Preface
The book will give an initial impression of wide-ranging complexity. Indeed, it is not a survey. Aeschylus himself does not arrive until Chapter 8, and those interested in the relation of Aeschylus to Presocratic philosophy may even prefer to start with Chapter 14. Those who begin at the beginning and persevere will, I hope, be rewarded by the realisation that the book forms a single coherent argument.
They may also, I hope, receive the impression that the inventors of democracy still have, despite the primitive limitations of their form of it, much to teach us. We can for instance learn that the unlimited accumulation of individual wealth is incompatible with the democratic polis, or that the democratic polis depends on communal space. In our era of growing atomisation, Aeschylean drama expresses the idea of the common good with an aesthetic power well beyond what we are capable of producing. Ancient Greek culture is what I call a culture of limit, whereas consumer capitalism is a culture of the unlimited, by which our society and planet are being destroyed.

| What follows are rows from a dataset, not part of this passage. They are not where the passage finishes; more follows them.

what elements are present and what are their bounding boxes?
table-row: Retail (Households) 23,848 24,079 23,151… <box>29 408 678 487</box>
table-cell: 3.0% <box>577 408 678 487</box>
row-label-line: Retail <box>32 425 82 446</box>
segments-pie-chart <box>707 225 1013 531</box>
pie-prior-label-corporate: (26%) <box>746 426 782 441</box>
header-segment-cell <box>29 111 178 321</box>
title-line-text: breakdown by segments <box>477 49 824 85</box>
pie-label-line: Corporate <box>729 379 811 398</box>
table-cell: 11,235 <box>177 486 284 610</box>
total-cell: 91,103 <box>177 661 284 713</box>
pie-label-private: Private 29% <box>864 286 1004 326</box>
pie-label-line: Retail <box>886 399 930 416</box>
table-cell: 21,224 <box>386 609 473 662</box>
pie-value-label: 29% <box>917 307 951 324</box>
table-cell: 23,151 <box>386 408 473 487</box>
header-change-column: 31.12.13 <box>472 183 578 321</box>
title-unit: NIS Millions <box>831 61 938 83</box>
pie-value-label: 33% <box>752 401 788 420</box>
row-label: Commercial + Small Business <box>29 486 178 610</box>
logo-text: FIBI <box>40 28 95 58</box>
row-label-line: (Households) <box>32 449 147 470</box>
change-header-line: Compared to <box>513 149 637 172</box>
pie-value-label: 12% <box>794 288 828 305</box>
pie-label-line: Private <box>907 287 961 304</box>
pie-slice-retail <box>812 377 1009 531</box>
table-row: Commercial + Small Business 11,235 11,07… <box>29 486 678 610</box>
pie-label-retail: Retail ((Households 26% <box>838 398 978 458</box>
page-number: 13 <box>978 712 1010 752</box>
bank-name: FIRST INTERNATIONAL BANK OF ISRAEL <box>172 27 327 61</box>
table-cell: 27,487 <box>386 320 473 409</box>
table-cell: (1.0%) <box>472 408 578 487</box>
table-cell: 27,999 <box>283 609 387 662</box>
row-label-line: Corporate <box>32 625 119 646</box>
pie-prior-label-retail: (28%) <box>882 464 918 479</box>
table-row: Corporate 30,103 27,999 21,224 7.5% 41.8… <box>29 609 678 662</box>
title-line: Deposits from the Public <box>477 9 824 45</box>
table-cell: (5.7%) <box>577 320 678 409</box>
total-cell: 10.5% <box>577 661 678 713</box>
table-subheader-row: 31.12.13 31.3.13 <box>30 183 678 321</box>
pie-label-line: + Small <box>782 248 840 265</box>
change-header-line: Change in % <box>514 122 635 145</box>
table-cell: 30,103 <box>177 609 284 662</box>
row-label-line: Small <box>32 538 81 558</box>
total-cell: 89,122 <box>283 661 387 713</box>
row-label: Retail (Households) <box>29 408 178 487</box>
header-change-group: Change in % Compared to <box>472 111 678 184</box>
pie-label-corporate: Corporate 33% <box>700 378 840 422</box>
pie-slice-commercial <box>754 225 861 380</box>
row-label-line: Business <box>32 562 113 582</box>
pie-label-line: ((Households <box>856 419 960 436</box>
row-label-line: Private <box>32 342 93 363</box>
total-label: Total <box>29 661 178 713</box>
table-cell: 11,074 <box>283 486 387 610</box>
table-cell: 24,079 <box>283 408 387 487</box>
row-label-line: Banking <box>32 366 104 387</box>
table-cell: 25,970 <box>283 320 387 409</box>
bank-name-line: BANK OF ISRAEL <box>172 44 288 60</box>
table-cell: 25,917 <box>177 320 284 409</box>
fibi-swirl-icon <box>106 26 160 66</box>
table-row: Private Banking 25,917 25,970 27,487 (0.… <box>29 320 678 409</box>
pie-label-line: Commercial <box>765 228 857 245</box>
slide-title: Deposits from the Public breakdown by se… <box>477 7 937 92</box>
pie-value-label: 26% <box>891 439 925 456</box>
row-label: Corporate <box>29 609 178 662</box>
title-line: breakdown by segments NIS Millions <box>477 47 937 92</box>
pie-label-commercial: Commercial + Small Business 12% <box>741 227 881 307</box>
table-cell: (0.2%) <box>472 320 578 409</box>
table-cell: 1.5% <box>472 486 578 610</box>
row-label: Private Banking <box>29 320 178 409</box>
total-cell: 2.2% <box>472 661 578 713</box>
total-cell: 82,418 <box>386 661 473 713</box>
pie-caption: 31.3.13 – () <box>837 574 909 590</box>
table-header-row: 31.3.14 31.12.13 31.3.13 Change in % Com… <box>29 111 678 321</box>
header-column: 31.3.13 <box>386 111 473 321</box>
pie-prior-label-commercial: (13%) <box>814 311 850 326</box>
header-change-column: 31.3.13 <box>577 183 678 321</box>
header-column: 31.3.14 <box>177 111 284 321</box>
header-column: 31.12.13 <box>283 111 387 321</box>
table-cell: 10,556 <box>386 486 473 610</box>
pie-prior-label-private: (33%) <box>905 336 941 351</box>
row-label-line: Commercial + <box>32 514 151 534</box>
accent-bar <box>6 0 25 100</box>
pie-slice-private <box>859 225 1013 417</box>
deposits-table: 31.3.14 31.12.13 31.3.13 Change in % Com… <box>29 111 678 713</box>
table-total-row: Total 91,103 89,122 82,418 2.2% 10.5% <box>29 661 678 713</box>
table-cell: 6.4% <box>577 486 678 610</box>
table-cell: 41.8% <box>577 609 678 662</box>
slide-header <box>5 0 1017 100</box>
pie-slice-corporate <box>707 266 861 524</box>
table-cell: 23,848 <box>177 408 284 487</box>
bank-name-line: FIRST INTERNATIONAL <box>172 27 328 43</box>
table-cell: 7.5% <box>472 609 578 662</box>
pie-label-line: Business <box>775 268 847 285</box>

This is my third book about the radical transformation of Greek society and culture in the archaic and classical periods. Reciprocity and Ritual (1994) centred around the role of ritual in the development of the polis. Money and the Early Greek Mind (2004) related elements of the ‘Greek miracle’ (the genesis of philosophy and tragedy) to the fact that the Greek polis was the first pervasively monetised society in history. A central theme of Cosmology and the Polis is the interaction of ritual and money in the only Athenian literary texts that survive from the first half-century of Athenian democracy, the tragedies of Aeschylus.
My heartfelt thanks go to the Leverhulme Trust and to the Arts and Humanities Research Council for providing me with the time to write this book. I am grateful also for comments on it to David Wiles and John Wilkins, to Paul Curtis for checking the references, and to Cambridge University Press for their courteous efficiency.